Commenting on trends in the casualty market after the 2017 mid-year renewals, Willis Re said demand for reinsurance is increasing as the cyber market expands and global demand is stimulated by pending regulation in the European Union (EU) and Australia.
As underlying cyber coverage expands with first party exposures, reinsurers appear to have become more focused on aggregate accumulation.
With the exception of London, most cyber capacity written remains quota share or stop loss with largely flat ceding commissions.
U.K. and European casualty business – which brings valuable diversification benefits – remained a target class for reinsurers, with larger established reinsurers being favoured for their perceived claims handling and underwriting referral expertise.
Changes to leadership of programmes remain rare, said Willis, although in Australia a trend emerged of buyers and reinsurers being increasingly prepared to sever long-term relationships if mutually beneficial terms cannot be realized.
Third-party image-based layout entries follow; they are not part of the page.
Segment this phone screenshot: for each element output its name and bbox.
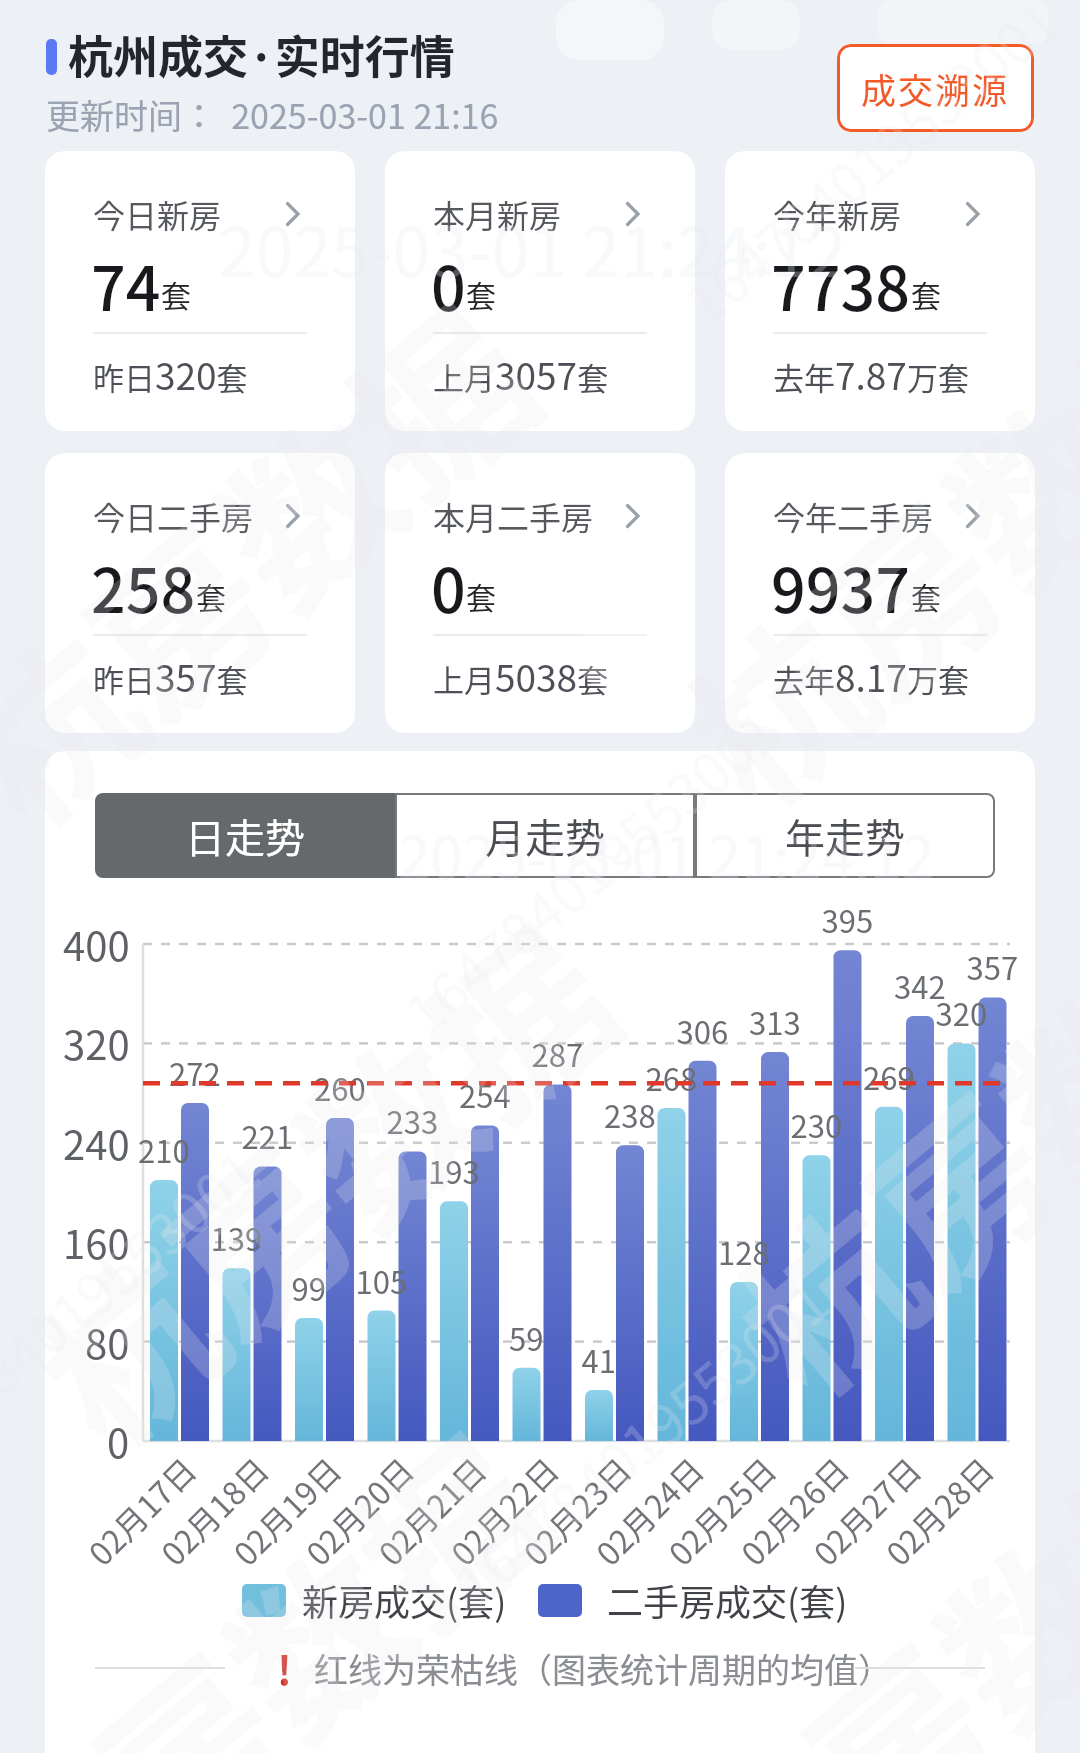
- button[interactable]: 今年二手房: [725, 453, 1035, 733]
- staticText: 更新时间： 2025-03-01 21:16: [46, 90, 499, 139]
- staticText: 套: [911, 574, 941, 617]
- staticText: 年走势: [785, 807, 905, 865]
- button[interactable]: 月走势: [395, 793, 695, 878]
- button[interactable]: 日走势: [95, 793, 395, 878]
- staticText: 74: [91, 240, 161, 328]
- staticText: 今日新房: [93, 191, 222, 237]
- button[interactable]: 年走势: [695, 793, 995, 878]
- staticText: 成交溯源: [861, 63, 1010, 114]
- staticText: 昨日357套: [93, 649, 248, 703]
- button[interactable]: 今日二手房: [45, 453, 355, 733]
- staticText: 去年7.87万套: [773, 347, 969, 401]
- staticText: 套: [911, 272, 941, 315]
- staticText: 月走势: [485, 807, 605, 865]
- button[interactable]: 本月二手房: [385, 453, 695, 733]
- staticText: 昨日320套: [93, 347, 248, 401]
- staticText: 今年新房: [773, 191, 902, 237]
- staticText: 0: [431, 542, 466, 630]
- staticText: 套: [196, 574, 226, 617]
- staticText: 套: [466, 272, 496, 315]
- staticText: 套: [466, 574, 496, 617]
- button[interactable]: 今年新房: [725, 151, 1035, 431]
- staticText: 9937: [771, 542, 911, 630]
- staticText: 去年8.17万套: [773, 649, 969, 703]
- staticText: 套: [161, 272, 191, 315]
- staticText: 本月二手房: [433, 493, 594, 539]
- staticText: 7738: [771, 240, 911, 328]
- staticText: 0: [431, 240, 466, 328]
- staticText: 上月3057套: [433, 347, 609, 401]
- staticText: 日走势: [185, 807, 305, 865]
- staticText: 今日二手房: [93, 493, 254, 539]
- button[interactable]: 成交溯源: [837, 44, 1034, 132]
- staticText: 今年二手房: [773, 493, 934, 539]
- button[interactable]: 今日新房: [45, 151, 355, 431]
- staticText: 上月5038套: [433, 649, 609, 703]
- button[interactable]: 本月新房: [385, 151, 695, 431]
- staticText: 本月新房: [433, 191, 562, 237]
- staticText: 杭州成交·实时行情: [68, 22, 455, 87]
- staticText: 258: [91, 542, 196, 630]
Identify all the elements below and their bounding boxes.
The mid-year renewals showed excess of loss capacity is abundant for regional U.K. and European casualty business, but where U.K. exposures are dominant there has been impact from concerns over the Ogden rate change.
For general third party liability risk, Willis noted, rate changes were comparatively less “elastic than in short tail classes due to smaller reinsurer panel choice and buyer preference for reinsurer panel composition continuity,” although “incumbent reinsurers have responded appropriately to client requests thereby avoiding too much strain in their trading relationships.”